Il tribunale di Napoli ha condannato il Comune di Capri a eliminare le barriere architettoniche alla Certosa di San Giacomo. La decisione accoglie il ricorso di Christian Durso, che lotta per l'accessibilità.
Accesso alla Certosa di San Giacomo garantito
Il Comune di Capri ha l'obbligo di rimuovere le barriere architettoniche. Queste impediscono l'accesso alla Certosa di San Giacomo a persone con mobilità ridotta. La decisione arriva dal tribunale di Napoli, sezione civile. È stato accolto il ricorso presentato da Christian Durso. Il giovane, 34 anni, è noto per le sue battaglie a favore del diritto alla mobilità. In passato, Durso aveva già ottenuto la rimozione di scalini che bloccavano l'accesso al belvedere della Migliera ad Anacapri.
La sentenza impone al Comune di cessare la condotta discriminatoria. Viene fissato un pagamento di 100 euro per ogni giorno di ritardo nell'adempimento. Il Comune dovrà anche coprire le spese legali. Inoltre, è previsto un risarcimento di duemila euro a favore di Durso.
La battaglia legale per l'accessibilità
Christian Durso ha evidenziato l'atteggiamento del Comune durante il procedimento. L'ente si era costituito in giudizio, negando la non conformità e la pericolosità dello scivolo d'ingresso alla Certosa. Questa negazione è proseguita anche dopo la perizia di parte. La perizia confermava le denunce di Durso, sostenute in giudizio.
L'ostinazione del Comune ha prolungato inutilmente la causa. Ha anche aumentato significativamente i costi processuali. Durso ha dovuto anticipare, con notevoli sacrifici e il supporto familiare, la parcella del Consulente Tecnico d'Ufficio (CTU). Questo accade quando una parte non ammette l'evidenza. Il Tribunale è costretto a nominare un perito per verificare la situazione.

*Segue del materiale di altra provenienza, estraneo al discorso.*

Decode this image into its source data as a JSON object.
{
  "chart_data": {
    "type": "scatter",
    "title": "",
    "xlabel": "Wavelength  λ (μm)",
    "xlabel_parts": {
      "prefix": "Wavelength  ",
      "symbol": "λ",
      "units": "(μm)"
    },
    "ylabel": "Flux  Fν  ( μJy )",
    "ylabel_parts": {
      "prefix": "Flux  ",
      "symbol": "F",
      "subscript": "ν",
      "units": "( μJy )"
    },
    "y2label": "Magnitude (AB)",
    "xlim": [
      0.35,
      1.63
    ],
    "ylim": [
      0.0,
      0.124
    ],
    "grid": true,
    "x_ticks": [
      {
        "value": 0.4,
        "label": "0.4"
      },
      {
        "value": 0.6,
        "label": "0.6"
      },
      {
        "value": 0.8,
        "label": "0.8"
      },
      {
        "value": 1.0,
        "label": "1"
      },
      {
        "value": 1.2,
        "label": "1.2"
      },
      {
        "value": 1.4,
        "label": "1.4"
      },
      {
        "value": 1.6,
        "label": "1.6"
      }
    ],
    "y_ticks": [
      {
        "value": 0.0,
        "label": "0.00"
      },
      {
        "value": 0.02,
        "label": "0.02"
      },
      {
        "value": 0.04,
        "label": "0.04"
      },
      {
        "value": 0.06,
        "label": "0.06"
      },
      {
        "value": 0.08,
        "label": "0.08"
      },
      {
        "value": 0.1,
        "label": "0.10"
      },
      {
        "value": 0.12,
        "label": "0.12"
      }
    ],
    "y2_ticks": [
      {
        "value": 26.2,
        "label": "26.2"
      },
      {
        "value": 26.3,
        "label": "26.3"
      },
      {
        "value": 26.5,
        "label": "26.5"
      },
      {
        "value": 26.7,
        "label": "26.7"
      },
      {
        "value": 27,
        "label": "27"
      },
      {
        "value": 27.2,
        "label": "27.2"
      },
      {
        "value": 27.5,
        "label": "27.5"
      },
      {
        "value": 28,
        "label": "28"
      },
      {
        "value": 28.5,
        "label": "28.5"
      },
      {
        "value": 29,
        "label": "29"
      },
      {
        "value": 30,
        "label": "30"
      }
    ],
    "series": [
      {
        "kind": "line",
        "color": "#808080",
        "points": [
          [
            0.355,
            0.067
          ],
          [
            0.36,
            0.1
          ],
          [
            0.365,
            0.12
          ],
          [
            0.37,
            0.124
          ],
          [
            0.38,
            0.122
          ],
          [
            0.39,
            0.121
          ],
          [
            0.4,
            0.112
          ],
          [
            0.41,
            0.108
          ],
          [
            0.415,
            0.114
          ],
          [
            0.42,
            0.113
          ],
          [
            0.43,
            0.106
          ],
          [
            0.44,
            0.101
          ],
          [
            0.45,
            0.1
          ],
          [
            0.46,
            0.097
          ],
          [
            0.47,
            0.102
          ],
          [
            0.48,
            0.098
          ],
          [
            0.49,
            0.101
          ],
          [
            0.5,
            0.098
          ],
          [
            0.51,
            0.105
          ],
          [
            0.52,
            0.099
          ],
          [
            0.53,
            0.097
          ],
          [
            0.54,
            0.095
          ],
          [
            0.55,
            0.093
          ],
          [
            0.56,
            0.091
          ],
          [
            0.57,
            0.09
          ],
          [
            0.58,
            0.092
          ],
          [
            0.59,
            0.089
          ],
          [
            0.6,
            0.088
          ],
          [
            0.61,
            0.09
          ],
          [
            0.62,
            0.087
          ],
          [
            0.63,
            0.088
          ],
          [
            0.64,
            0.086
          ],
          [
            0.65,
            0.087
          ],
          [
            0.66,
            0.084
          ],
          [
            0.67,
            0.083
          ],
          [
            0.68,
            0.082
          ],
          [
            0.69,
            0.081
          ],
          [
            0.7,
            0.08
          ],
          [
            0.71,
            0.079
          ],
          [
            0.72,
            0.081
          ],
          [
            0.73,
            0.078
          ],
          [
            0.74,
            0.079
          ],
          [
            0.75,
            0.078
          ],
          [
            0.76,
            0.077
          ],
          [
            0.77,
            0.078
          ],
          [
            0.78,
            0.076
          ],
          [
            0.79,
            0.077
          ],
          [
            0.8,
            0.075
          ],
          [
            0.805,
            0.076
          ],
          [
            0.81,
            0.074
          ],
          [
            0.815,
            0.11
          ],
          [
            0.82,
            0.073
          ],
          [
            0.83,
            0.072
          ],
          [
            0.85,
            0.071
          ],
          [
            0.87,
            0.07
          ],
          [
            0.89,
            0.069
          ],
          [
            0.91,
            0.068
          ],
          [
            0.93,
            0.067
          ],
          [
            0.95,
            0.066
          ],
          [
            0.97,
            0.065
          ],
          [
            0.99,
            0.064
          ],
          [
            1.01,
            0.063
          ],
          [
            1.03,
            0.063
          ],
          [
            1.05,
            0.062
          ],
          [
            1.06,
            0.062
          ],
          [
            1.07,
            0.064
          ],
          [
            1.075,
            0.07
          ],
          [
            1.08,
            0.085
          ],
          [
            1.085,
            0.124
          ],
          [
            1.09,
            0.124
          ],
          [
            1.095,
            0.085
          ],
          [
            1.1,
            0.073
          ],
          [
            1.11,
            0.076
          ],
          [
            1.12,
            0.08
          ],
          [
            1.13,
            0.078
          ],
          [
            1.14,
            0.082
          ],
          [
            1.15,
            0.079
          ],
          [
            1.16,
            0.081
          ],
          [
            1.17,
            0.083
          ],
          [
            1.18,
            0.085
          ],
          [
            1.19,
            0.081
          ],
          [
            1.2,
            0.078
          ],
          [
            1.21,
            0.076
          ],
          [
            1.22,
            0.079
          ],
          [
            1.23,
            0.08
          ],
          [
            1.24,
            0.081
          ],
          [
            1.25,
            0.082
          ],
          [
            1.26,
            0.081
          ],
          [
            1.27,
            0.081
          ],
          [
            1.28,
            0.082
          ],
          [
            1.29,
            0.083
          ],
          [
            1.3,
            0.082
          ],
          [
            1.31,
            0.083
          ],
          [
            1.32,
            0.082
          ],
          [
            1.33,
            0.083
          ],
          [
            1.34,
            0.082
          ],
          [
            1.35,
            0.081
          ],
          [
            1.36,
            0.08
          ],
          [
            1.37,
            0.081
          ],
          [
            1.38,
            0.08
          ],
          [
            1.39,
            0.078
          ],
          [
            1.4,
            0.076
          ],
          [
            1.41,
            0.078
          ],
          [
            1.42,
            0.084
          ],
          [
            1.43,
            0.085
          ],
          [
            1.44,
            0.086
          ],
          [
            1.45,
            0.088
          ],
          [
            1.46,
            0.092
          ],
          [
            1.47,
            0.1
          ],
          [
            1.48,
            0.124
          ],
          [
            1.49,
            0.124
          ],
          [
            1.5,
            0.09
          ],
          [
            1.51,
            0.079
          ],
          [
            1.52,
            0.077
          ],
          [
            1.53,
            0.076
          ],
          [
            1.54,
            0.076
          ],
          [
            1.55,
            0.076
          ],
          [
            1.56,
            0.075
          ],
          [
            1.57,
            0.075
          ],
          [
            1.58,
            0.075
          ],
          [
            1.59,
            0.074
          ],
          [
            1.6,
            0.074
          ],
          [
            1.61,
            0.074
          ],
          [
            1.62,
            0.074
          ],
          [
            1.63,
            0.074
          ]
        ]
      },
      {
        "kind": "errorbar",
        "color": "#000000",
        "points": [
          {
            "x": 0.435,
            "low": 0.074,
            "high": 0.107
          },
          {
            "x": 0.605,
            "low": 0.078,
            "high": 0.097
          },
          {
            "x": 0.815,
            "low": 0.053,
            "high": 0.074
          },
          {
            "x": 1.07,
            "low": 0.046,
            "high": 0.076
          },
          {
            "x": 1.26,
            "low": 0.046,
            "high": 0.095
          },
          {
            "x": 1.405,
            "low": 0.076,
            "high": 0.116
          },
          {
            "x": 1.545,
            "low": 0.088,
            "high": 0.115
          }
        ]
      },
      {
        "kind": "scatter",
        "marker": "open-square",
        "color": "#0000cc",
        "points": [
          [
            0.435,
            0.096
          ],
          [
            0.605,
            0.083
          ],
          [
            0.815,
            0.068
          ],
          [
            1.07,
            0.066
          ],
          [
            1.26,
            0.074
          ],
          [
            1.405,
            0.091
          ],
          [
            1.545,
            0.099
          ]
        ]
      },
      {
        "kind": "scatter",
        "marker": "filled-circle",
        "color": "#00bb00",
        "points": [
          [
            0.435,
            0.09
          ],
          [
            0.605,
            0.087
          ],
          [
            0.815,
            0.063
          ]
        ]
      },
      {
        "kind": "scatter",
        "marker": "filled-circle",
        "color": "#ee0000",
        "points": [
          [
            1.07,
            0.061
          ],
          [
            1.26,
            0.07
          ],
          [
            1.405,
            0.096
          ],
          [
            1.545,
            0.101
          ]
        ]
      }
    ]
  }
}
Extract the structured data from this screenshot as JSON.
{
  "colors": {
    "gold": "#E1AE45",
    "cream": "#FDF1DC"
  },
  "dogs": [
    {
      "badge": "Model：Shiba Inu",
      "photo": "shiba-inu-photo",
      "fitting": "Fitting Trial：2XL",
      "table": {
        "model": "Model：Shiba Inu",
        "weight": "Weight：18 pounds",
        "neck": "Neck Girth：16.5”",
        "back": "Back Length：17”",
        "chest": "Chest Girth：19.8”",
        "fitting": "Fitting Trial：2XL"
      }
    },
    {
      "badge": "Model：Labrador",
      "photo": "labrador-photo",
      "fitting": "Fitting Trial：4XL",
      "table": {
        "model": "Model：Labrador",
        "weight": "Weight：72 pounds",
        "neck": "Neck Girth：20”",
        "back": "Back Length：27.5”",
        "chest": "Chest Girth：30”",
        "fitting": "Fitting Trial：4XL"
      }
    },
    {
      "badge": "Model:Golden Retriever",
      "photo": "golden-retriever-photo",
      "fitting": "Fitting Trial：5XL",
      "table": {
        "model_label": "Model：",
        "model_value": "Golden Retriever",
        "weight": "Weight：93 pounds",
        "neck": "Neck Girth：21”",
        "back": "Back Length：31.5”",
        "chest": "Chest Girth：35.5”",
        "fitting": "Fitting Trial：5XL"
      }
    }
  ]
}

Le spese anticipate da Durso, insieme a tutte le altre spese processuali, sono state poste a carico del Comune. Ciò significa che l'onere ricade su tutti i cittadini. Non solo su chi ha scelto di intraprendere un'azione legale, presentando anche una versione non veritiera dei fatti.
Implicazioni e futuro dell'accessibilità
La sentenza rappresenta una vittoria importante per i diritti delle persone con disabilità. Sottolinea la necessità di garantire l'accesso ai beni culturali e ai luoghi pubblici. La Certosa di San Giacomo è un sito di grande valore storico e artistico. La sua fruibilità deve essere assicurata a tutti i cittadini.
L'intervento richiesto al Comune di Capri entro nove mesi riguarda la rimozione fisica delle barriere. Questo include la realizzazione di rampe o altri sistemi idonei. L'obiettivo è rendere l'intero complesso accessibile anche a chi utilizza ausili per la mobilità. La decisione del tribunale di Napoli potrebbe fare da precedente. Potrebbe incentivare altre amministrazioni a verificare e adeguare le proprie strutture.
La lotta di Christian Durso dimostra l'importanza della perseveranza. Anche di fronte a ostacoli burocratici e legali. La sua determinazione ha portato a un risultato concreto. Un passo avanti verso una società più inclusiva. La condanna del Comune evidenzia la responsabilità degli enti pubblici nel garantire l'accessibilità. Il mancato adempimento comporta conseguenze legali ed economiche.
Domande frequenti sull'accessibilità a Capri
Quali sono le barriere architettoniche alla Certosa di San Giacomo? Le barriere architettoniche sono ostacoli fisici che impediscono o rendono difficoltoso l'accesso e la fruizione di un luogo per persone con disabilità motorie. Nel caso della Certosa di San Giacomo a Capri, il tribunale ha accertato la presenza di tali impedimenti, in particolare legati allo scivolo d'ingresso.
Chi ha promosso l'azione legale contro il Comune di Capri? L'azione legale è stata promossa da Christian Durso, un cittadino di 34 anni impegnato nella difesa dei diritti delle persone con disabilità. Durso ha già ottenuto in passato risultati significativi in battaglie simili per l'accessibilità.